Monday, September 20, 2010

Something to Show the Bigots

There was more coverage recently of a study that shows familial attraction is not unnatural or uncommon.

Freud may have been partially right when he said we were all repressing incestuous urges.

In a new study, people were more attracted to faces that resembled their own or that were preceded by a subliminal image of their opposite sex parent.

But rather than suggesting we all secretly want to have sex with our family members, the results instead point to the power of familiarity in shaping who we find attractive.

While romance, dating, sex, marriage, etc. don’t always result from attraction, attraction can lead to such things.

They also cast doubt on the idea that people have an innate repulsion toward incest.

Some people clearly have a repulsion, whether it is innate or not. But others don’t have such a repulsion, and they should not be attacked because they don’t. Some of the repulsion expressed vehemently by some people may be in denial of their latent feelings.

However, not all researchers are convinced the new results have such far-reaching implications.

You can always find more than one opinion.

Inbreeding brings together rare mutations that can cause severe birth defects.

Can’t have an article like this without throwing that in. Breeding always carries the risk of birth defects.

The article then gets into Freud and Westermarck.

But other evidence indicated that people were actually attracted to mates who resembled their parents. In another study published in 2004 in the journal Proceedings of the Royal Society of London B, people shown images of women's adoptive fathers were able to guess the spouses of the women based solely on the spouse's appearance. In other words, the women married men who resembled their adoptive fathers.

So that would be modeling or imprinting, instead of genetics.

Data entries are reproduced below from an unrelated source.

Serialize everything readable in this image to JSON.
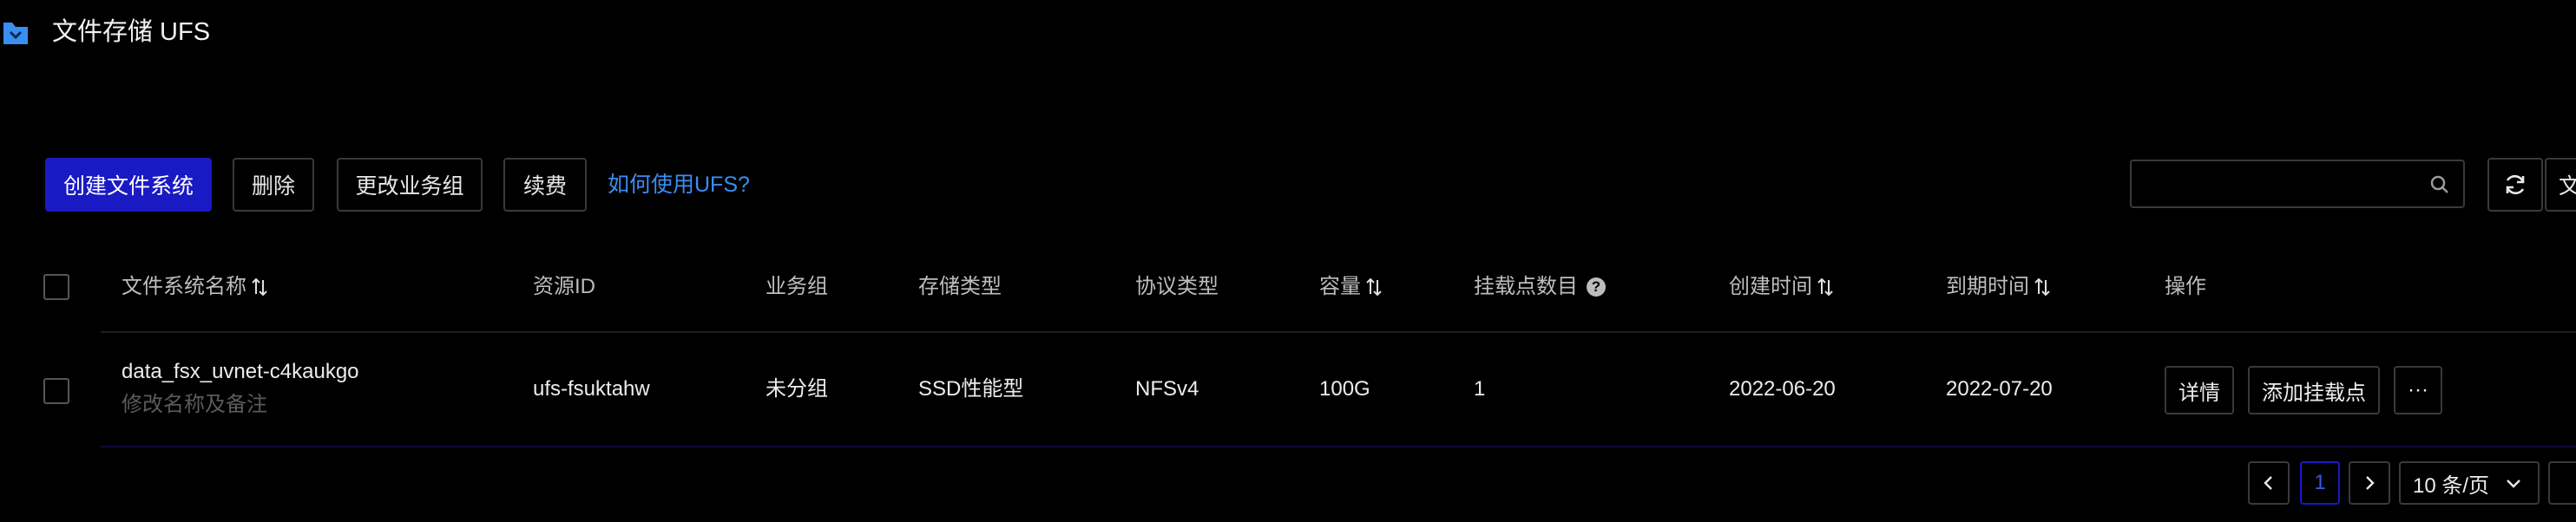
{
  "header": {
    "title": "文件存储 UFS",
    "icon": "folder-icon",
    "accent": "#3a8ef0"
  },
  "toolbar": {
    "create_label": "创建文件系统",
    "delete_label": "删除",
    "change_group_label": "更改业务组",
    "renew_label": "续费",
    "help_link": "如何使用UFS?",
    "search_value": "",
    "more_label": "文",
    "primary_color": "#1a1ac4"
  },
  "table": {
    "columns": {
      "name": "文件系统名称",
      "resource_id": "资源ID",
      "group": "业务组",
      "storage_type": "存储类型",
      "protocol": "协议类型",
      "capacity": "容量",
      "mount_count": "挂载点数目",
      "created": "创建时间",
      "expires": "到期时间",
      "actions": "操作"
    },
    "rows": [
      {
        "name": "data_fsx_uvnet-c4kaukgo",
        "remark": "修改名称及备注",
        "resource_id": "ufs-fsuktahw",
        "group": "未分组",
        "storage_type": "SSD性能型",
        "protocol": "NFSv4",
        "capacity": "100G",
        "mount_count": "1",
        "created": "2022-06-20",
        "expires": "2022-07-20",
        "actions": {
          "detail": "详情",
          "add_mount": "添加挂载点",
          "more": "···"
        }
      }
    ]
  },
  "pagination": {
    "current_page": "1",
    "page_size": "10 条/页"
  }
}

"Westermarck's ideas suggested that certain factors, such as familial resemblance or growing up with someone, tend to inhibit attraction because they trigger evolved incest avoidance mechanisms," study researcher R. Chris Fraley of the University of Illinois at Urbana-Champaign told LiveScience. "However, a lot of data in social psychology suggest that these very same factors tend to facilitate attraction between people. We hoped to better understand why those two streams of thought were in opposition to one another."

Generalities can be studied, but individual examples all have their own circumstances. What are the family dynamics? What have been the dynamics between the individuals, such as between a brother and sister?

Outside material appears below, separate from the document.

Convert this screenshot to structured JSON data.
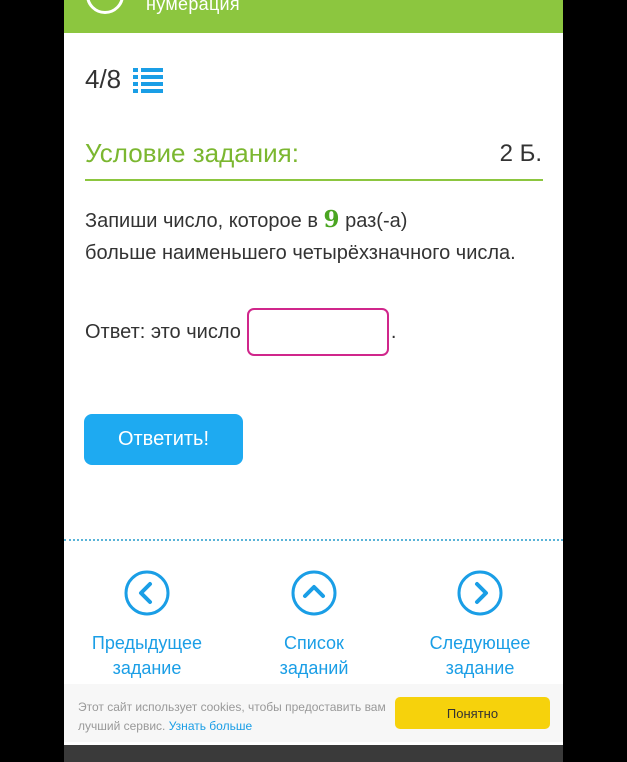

Fraley and his colleague Michael Marks of New Mexico State University in Las Cruces conducted a series of experiments using college students. In the first experiment, students were asked to rate images of strangers for attractiveness, but unbeknownst to them, the images were preceded by subliminal snapshots of either the rater's opposite sex parent or someone unrelated to them. The students rated the images more attractive if they were shown an image of their opposite sex parent first.

And in the case of siblings, your sibling is likely to share some of the looks of your parent.

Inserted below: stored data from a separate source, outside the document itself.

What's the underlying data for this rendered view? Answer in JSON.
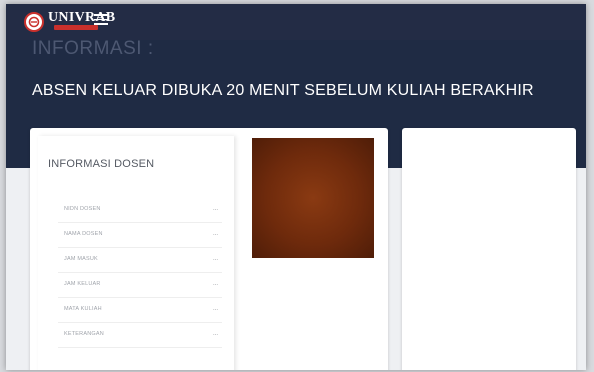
{
  "header": {
    "logo_text": "UNIVRAB",
    "menu_icon": "hamburger-menu-icon",
    "logo_icon": "university-logo-icon"
  },
  "hero": {
    "title": "INFORMASI :",
    "announcement": "ABSEN KELUAR DIBUKA 20 MENIT SEBELUM KULIAH BERAKHIR"
  },
  "dosen_panel": {
    "title": "INFORMASI DOSEN",
    "rows": [
      {
        "label": "NIDN DOSEN",
        "value": "..."
      },
      {
        "label": "NAMA DOSEN",
        "value": "..."
      },
      {
        "label": "JAM MASUK",
        "value": "..."
      },
      {
        "label": "JAM KELUAR",
        "value": "..."
      },
      {
        "label": "MATA KULIAH",
        "value": "..."
      },
      {
        "label": "KETERANGAN",
        "value": "..."
      }
    ]
  },
  "colors": {
    "topbar": "#232c45",
    "hero": "#1f2b44",
    "logo_red": "#c9302c",
    "photo": "#6e2a0c"
  }
}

In the second experiment, the researchers created the images by morphing different faces together. Some students were shown faces that were morphed with their own face by up to 45 percent. The more the face resembled their own, the more attractive they rated it.

And you tend to share looks with your family members.

In a final experiment, Fraley and Marks told some of the students they would be viewing images that were morphed with their own faces, which was a lie. The images were actually composites of other people. In that case, the students rated the images as less attractive than those not given that false bit of information.

They know what they look like.

The results argue against Westermarck's view, the researchers wrote in the July 20 issue of the journal Personality and Social Psychology Bulletin. If students were subconsciously evaluating the images for relatedness to themselves, the presence of their parent's face or elements of their own face should have triggered disgust.

Moreover, the students who were told they were looking at images of themselves should have rated those images more attractive than they did - because the images were actually unrelated to them.

Another researcher points out that Westermarck is about siblings, not parent-child.

Attraction can be complex. Different people are attracted to different personalities, intellects, body types, skin color, hair color, facial features, and on and on.

Whether family members are raised together or not, there could be any number of reasons two or more of them fall in love, and if people are good to each other and not breaking up homes, those relationships should be encouraged, certainly not punished by law.